Capítulo 22 - Favorecimento

339 80 466
                                    

– Eu só queria que ele soubesse que foi sem querer – lamentou-se Jaime, pela quinquagésima vez nas últimas duas semanas.

– Ele sabe, Suarez – eu consolei, mecanicamente.

– Até por que – a voz áspera de Silo complementou – você precisaria ser habilidoso e sortudo para fazer aquilo de propósito. E visivelmente você não é.

Jaime fechou a cara, e José Maria riu do comentário, enquanto mergulhava um pedaço de pão na sopa. Ludmila baixou a xícara de chá.

– Se quer saber, acho que ele deve estar até gostando de um tempinho livre da gente – ela falou, secando a boca com um guardanapo.
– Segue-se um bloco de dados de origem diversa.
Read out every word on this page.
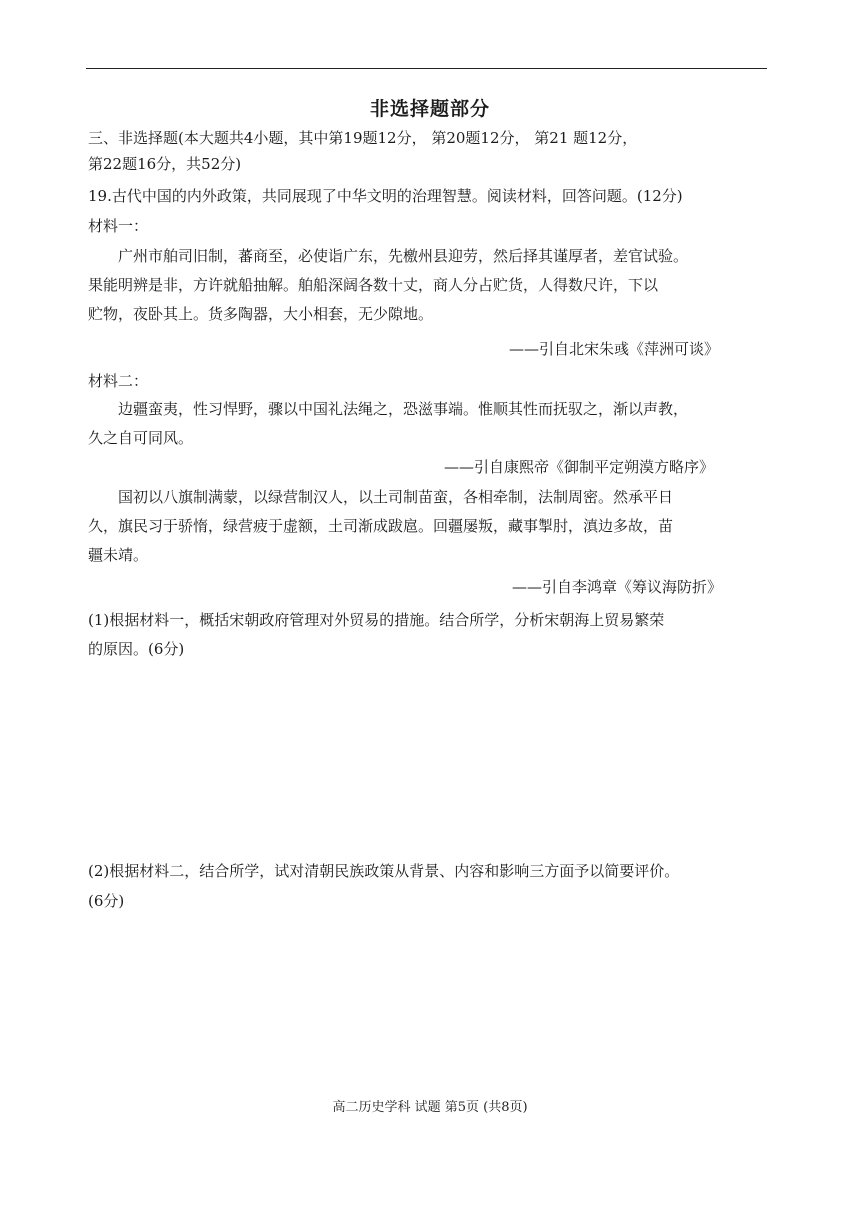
非选择题部分
三、非选择题(本大题共4小题，其中第19题12分， 第20题12分， 第21 题12分，
第22题16分，共52分)
19.古代中国的内外政策，共同展现了中华文明的治理智慧。阅读材料，回答问题。(12分)
材料一：
广州市舶司旧制，蕃商至，必使诣广东，先檄州县迎劳，然后择其谨厚者，差官试验。
果能明辨是非，方许就船抽解。舶船深阔各数十丈，商人分占贮货，人得数尺许，下以
贮物，夜卧其上。货多陶器，大小相套，无少隙地。
——引自北宋朱彧《萍洲可谈》
材料二：
边疆蛮夷，性习悍野，骤以中国礼法绳之，恐滋事端。惟顺其性而抚驭之，渐以声教，
久之自可同风。
——引自康熙帝《御制平定朔漠方略序》
国初以八旗制满蒙，以绿营制汉人，以土司制苗蛮，各相牵制，法制周密。然承平日
久，旗民习于骄惰，绿营疲于虚额，土司渐成跋扈。回疆屡叛，藏事掣肘，滇边多故，苗
疆未靖。
——引自李鸿章《筹议海防折》
(1)根据材料一，概括宋朝政府管理对外贸易的措施。结合所学，分析宋朝海上贸易繁荣
的原因。(6分)
(2)根据材料二，结合所学，试对清朝民族政策从背景、内容和影响三方面予以简要评价。
(6分)
高二历史学科 试题 第5页 (共8页)
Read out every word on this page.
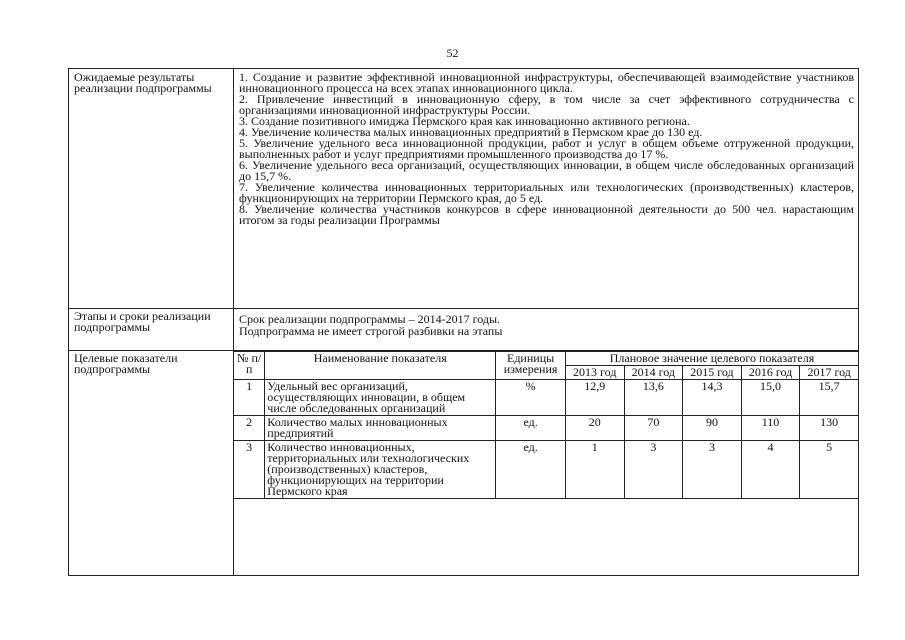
52
Ожидаемые результаты реализации подпрограммы

1. Создание и развитие эффективной инновационной инфраструктуры, обеспечивающей взаимодействие участников инновационного процесса на всех этапах инновационного цикла.

2. Привлечение инвестиций в инновационную сферу, в том числе за счет эффективного сотрудничества с организациями инновационной инфраструктуры России.

3. Создание позитивного имиджа Пермского края как инновационно активного региона.

4. Увеличение количества малых инновационных предприятий в Пермском крае до 130 ед.

5. Увеличение удельного веса инновационной продукции, работ и услуг в общем объеме отгруженной продукции, выполненных работ и услуг предприятиями промышленного производства до 17 %.

6. Увеличение удельного веса организаций, осуществляющих инновации, в общем числе обследованных организаций до 15,7 %.

7. Увеличение количества инновационных территориальных или технологических (производственных) кластеров, функционирующих на территории Пермского края, до 5 ед.

8. Увеличение количества участников конкурсов в сфере инновационной деятельности до 500 чел. нарастающим итогом за годы реализации Программы

Этапы и сроки реализации подпрограммы
Срок реализации подпрограммы – 2014-2017 годы.
Подпрограмма не имеет строгой разбивки на этапы
Целевые показатели подпрограммы
№ п/п	Наименование показателя	Единицы измерения	Плановое значение целевого показателя				
			2013 год	2014 год	2015 год	2016 год	2017 год
1	Удельный вес организаций, осуществляющих инновации, в общем числе обследованных организаций	%	12,9	13,6	14,3	15,0	15,7
2	Количество малых инновационных предприятий	ед.	20	70	90	110	130
3	Количество инновационных, территориальных или технологических (производственных) кластеров, функционирующих на территории Пермского края	ед.	1	3	3	4	5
Jaime pareceu ter finalmente se convencido. Por agora. A ladainha seria repetida pelo menos mais uma vez antes de irmos dormir. Como agora era a penitência da hora do jantar, não era difícil prever sua próxima frase:

– Se eu pudesse pelo menos fazer alguma coisa para ajudar... mas ele não quer me ver nem pintado de ouro!

– Posso entender as razões dele – rosnou Ramón, lançando um olhar de esguelha a Jaime, apesar de, a essa altura, já estar sem a tipoia havia um bom tempo.

O momento que sucedeu o acidente na aula foi bastante confuso. Eu não reajo tão bem a sangue – devia ter pensado nisso antes de pensar em virar revolucionária profissional? Provavelmente – e então me voluntariei para ir correndo atrás do motorista do furgão que nos trouxera. Era um homem grandalhão e bem tranquilo. Ele e José Maria deram conta de transportar Astrakhanov, enquanto Silo, Suarez e um dos chineses amparava Ramón. Os dois foram colocados deitados no chão do veículo, e o restante de nós se acomodou em volta.

O tenente deu a chave do barracão ao outro chinês e mandou que guardasse as armas ("Com cuidado, por favor!"), missão em que ele foi auxiliado pelo italiano e pelo búlgaro. Quando eles voltaram, retornamos ao colégio numa pressa sensata, isto é, numa velocidade rápida, mas não a ponto de provocar outro acidente. Por mais que ainda estivesse pálido e que seu rosto demonstrasse dor ocasionalmente, Astrakhanov não parecia incomodado de ter todas as atenções das três garotas da turma em si.

Quando chegamos à enfermaria, o susto diminuiu um pouco. O ferimento de Ramón era bem superficial, e colocaram seu braço numa tipoia por precaução. "Um rapagão forte desse", disse a senhora enfermeira, "vai cicatrizar num instante. Você vai até ficar mais resistente depois, vai ver só. Levar um sustinho de vez em quando faz bem para o coração".

Com Astrakhanov já foi um pouco mais complicado. O tiro fora praticamente à queima-roupa, e a bala ficou alojada, mas felizmente não atingiu alguma parte crítica que pudesse roubar-lhe o movimento da perna. Recomendaram-lhe repouso por algumas semanas, todavia, e ele se afastou das aulas, passando quase o tempo todo em seu quarto.

Jaime estava olhando para mim, e eu sabia o que ele queria.

– Sim, eu levo. Mas você carrega até o prédio.

Esperei meu colega ir buscar um pote de sopa, e partimos todos juntos para o prédio-alojamento. A noite estava estrelada e até se ouviam grilos, cantando os rumores da primavera. O chão ainda estava recoberto pela lama dos derretimentos, e o vento ainda soprava gelado, por isso Jaime escondeu o prato debaixo da aba do sobretudo, entregando-me a marmita somente quando já estávamos no nosso corredor.

– Eu não quero ser expulso, Clarinha – ele falou, queixoso. – Interceda por mim, vai.

Já tínhamos tido essa conversa antes, mas ele pegaria os resultados da sua autocrítica no dia seguinte, então era natural que estivesse especialmente nervoso naquela noite.